Tesla's Autopilot feature is not meant to be used on its own and instead requires a driver to always be present and alert behind the wheel. You'd think it would have become common knowledge after some notable accidents; however, it seems like some people are still lagging behind.
Just last week, a bunch of intoxicated drivers put Tesla on Autopilot and left the driver's seat empty so they could drink and have fun. Now, it seems a Candian driver has been caught sleeping while Autopilot drove the car at 93 mph (150 km/h).
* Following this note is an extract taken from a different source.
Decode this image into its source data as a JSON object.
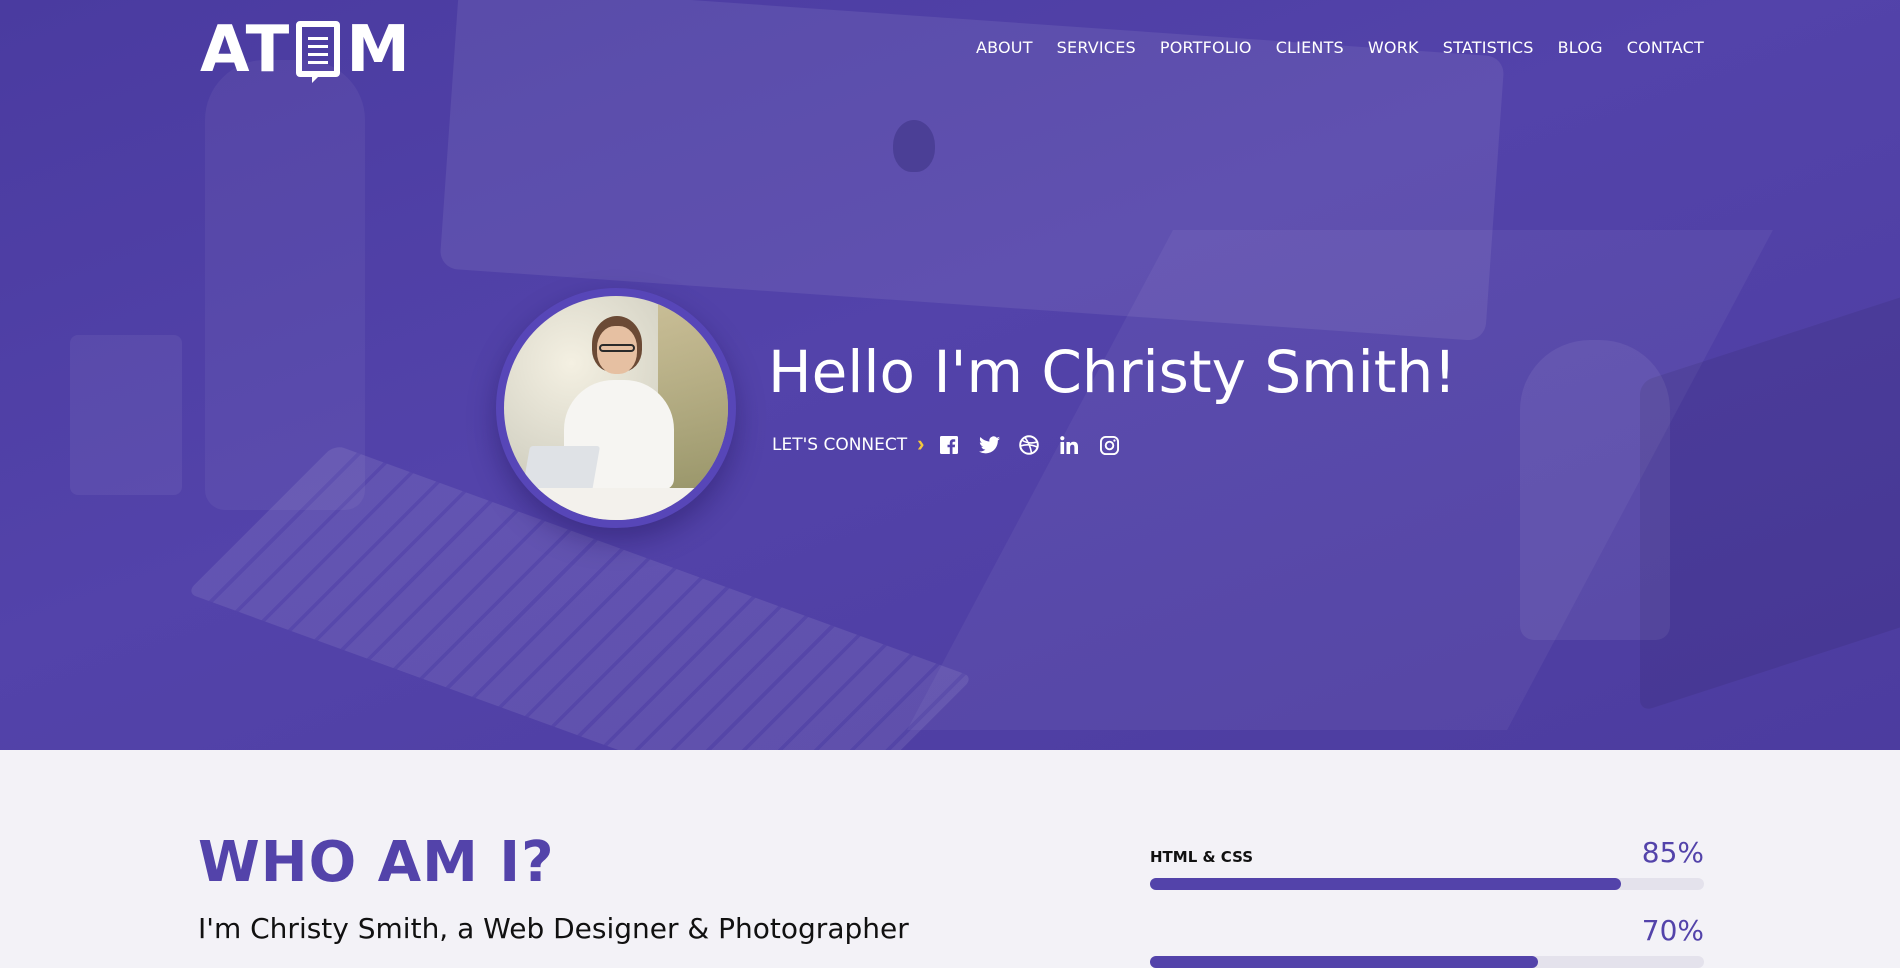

Alberta RCMP received a complaint of a car speeding on Hwy 2 near #Ponoka. The car appeared to be self-driving, travelling over 140 km/h with both front seats completely reclined & occupants appeared to be asleep. The driver received a Dangerous Driving charge & summons for court pic.twitter.com/tr0RohJDH1— RCMP Alberta (@RCMPAlberta) September 17, 2020
The incident was reported both on Twitter by the Alberta Royal Canadian Mounted Police (RCMP) and on Canadian news. "The officer was able to obtain radar readings on the vehicle, confirming that it had automatically accelerated up to exactly 93 mph (150 kph),” the RCMP said in a statement to Global News.
The RCMP took the matter very seriously and charged the driver with speeding. They also issued a 24-hour license suspension.
"Although manufacturers of new vehicles have built-in safeguards to prevent drivers from taking advantage of the new safety systems in vehicles, those systems are just that — supplemental safety systems," RCMP Supt. Gary Graham said in a statement to Global News. "They are not self-driving systems, they still come with the responsibility of driving."
It's no secret that Tesla CEO Elon Musk wants to make his vehicles fully autonomous but with numerous incidents being reported on irresponsible driving while on Autopilot, one has to wonder if that is a safe option. However, it can not be ignored that there've been times when Autopilot was a lifesaver too. Time will tell how the feature evolves and how secure it ultimately becomes.